Cost Efficiency of Precast Concrete Towers
Precast concrete was chosen for the towers after all possibilities were evaluated. This option was most efficient and cost-effective because all the equipment and setup needed for erection, post-tensioning, and epoxy joining for the tower segments were already on site for the precast concrete segmental superstructure.
Each tower consists of 21 precast concrete match-cast segments. Tower segments were cast at the project site using standard segmental concrete match-casting procedures. Forms were stripped from wet-cast segments and moved into place to serve as a match-cast segment. After the first three segments were erected and adjusted to the proper line and grade, a 3 ft starter segment was cast below to establish the baseline erection geometry. This was necessary to begin erection of the tower segments. The match-cast precast concrete tower segments needed to be placed on top of the cast-in-place footing. To ensure the correct starting geometry, the segments were erected on temporary supports and properly adjusted, with a short closure pour between the precast concrete tower segments and the cast-in-place footing. Erection geometry was monitored and adjusted as necessary to maintain erection tolerances. The towers were capped with a precast concrete tower cap with cast-in-place concrete topping.

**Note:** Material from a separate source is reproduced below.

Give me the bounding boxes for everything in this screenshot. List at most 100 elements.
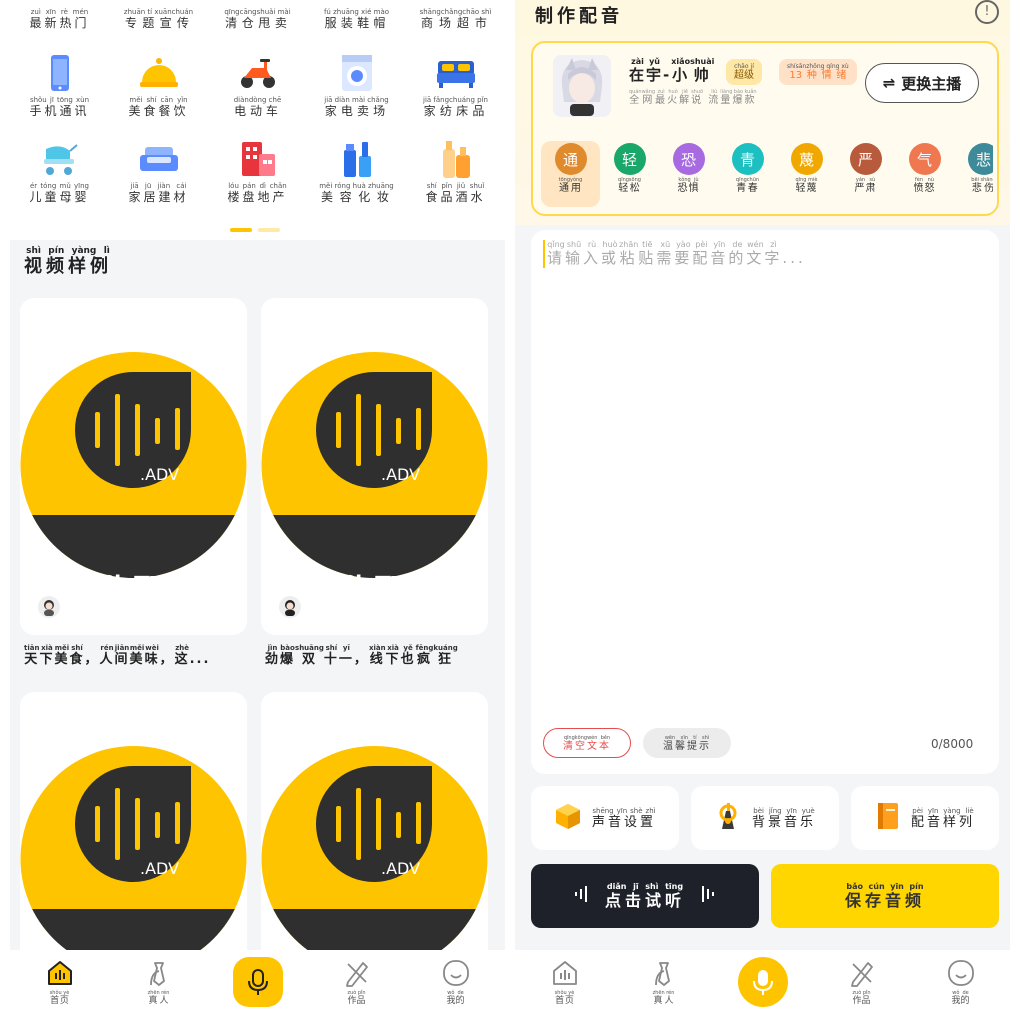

Jeffrey S. Folsom, P.E., is assistant bridge program manager with the Maine Department of Transportation in Augusta.
Aesthetics Commentary
By Frederick Gottemoeller
The Sarah Mildred Long Bridge is an impressive bridge that meets a set of complex functional requirements while achieving a high level of visual quality suitable for its location within an area that encompasses two historic cities and an attractive natural setting. Meeting both the functional and aesthetic requirements of the project within a reasonable budget required innovation in layout, design, contracting arrangements, and construction. That the design, construction, and client team was able to meet all of these requirements so successfully is a credit to all involved.
Projects with this kind of functional complexity often have a corresponding and unattractive visual complexity. The old bridge was an example of that type of design. On the new bridge, concrete segmental construction offered a solution to the aesthetic challenges. On the spans, it allowed for fewer piers and simplified the appearance of the girders. On the towers, it eliminated the usual cross bracing and concealed the lifting equipment. At the same time, the haunched girders, which are deeper at the piers where the forces are the greatest, and the solid towers, rising from a massive base, provide an impression of great strength. This impression is reinforced by the simple but robust modulation of the concrete piers.
There is also a kind of delicacy at the tops of the towers, which taper to reveal the counterweight sheaves. Because the sheaves are a visual feature, the design conveys that the bridge is meant to move. The sheaves are round, and things that are round rotate. Why else would they rotate but to lift the center span? Finally, the vertical strips of tower windows that show the counterweights moving are visual compensation to drivers stuck in the traffic backup as a ship or train passes through the crossing. Sarah Mildred Long would indeed be proud of the bridge bearing her name.